Символ замерцал, мигнул.
— Что-то происходит, — сказала Верин. — Что-то...
Мир мигнул.
Железный замок закувыркался по полу фермерского дома, и Ранд выронил горячий чайник, когда в дверях обрисовалась громадная фигура с бараньими рогами на голове, а за ее спиной была темень Ночи Зимы.
— Беги! — крикнул Тэм. Блеснул его меч, троллок опрокинулся, но, падая, успел уцепиться за Тэма, потянув за собой.
У двери столпилось еще больше облаченных в черные кольчуги фигур, человеческие лица изуродованы звериными рылами, клювами, рогами, странно изогнутые мечи вонзились в пытающегося подняться на ноги Тэма, маятниками закачались топоры с шипами, кровь алела на стали.

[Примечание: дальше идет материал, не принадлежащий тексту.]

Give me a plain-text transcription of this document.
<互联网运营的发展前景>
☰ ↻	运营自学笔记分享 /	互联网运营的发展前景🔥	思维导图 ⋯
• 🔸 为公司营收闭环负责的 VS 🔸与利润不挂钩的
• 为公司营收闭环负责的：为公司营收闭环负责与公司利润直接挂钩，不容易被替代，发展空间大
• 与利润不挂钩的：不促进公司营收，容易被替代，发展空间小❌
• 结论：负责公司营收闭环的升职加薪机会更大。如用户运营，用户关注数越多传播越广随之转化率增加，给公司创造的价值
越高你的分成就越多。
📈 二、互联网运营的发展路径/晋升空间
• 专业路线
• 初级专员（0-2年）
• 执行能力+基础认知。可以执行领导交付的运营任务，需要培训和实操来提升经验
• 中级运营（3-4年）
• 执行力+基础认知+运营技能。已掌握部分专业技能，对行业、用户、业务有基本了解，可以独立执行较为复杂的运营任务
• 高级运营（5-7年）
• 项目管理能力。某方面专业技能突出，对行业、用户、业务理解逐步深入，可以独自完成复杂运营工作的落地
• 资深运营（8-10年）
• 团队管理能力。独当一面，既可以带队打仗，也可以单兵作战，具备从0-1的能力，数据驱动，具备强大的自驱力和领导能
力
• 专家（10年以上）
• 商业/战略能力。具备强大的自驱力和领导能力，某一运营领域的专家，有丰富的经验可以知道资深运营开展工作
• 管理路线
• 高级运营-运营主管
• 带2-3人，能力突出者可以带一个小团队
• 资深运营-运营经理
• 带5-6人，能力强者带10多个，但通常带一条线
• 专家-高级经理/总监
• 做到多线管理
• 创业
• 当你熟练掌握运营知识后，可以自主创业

— Отец! — вскрикнул Ранд. Выдергивая из ножен на поясе нож, он перепрыгнул через стол, кинувшись на помощь отцу, и вновь вскрикнул, когда первый меч пронзил его грудь.
Изо рта запузырилась кровь, и в голове зашептал голос: «Я опять победил, Льюс Тэрин».
Мигнуло.
Ранд изо всех сил удерживал символ, смутно слыша голос Верин:
— ...не совсем...
Хлынула Сила.
Мигнуло.
После женитьбы на Эгвейн Ранд был счастлив и старался не поддаваться настроению, когда ему временами случалось думать, будто жизнь его должна была быть иной, в чем-то большей. Новости из внешнего мира приходили в Двуречье с торговцами и с купцами, приезжавшими за шерстью и табаком, и всегда — вести о новых бедах, о войнах и о появляющихся повсеместно Лжедраконах. Был год, когда не появились ни купцы, ни торговцы, а вернувшись на следующий год, они сообщили, что возвратились армии Артура Ястребиное Крыло или же их потомки. Говорили, что прежние государства уничтожены, что новые хозяева мира, которые использовали в битвах посаженных на цепь Айз Седай, снесли Белую Башню и засыпали солью землю, на которой стоял прежде Тар Валон. Больше не стало Айз Седай.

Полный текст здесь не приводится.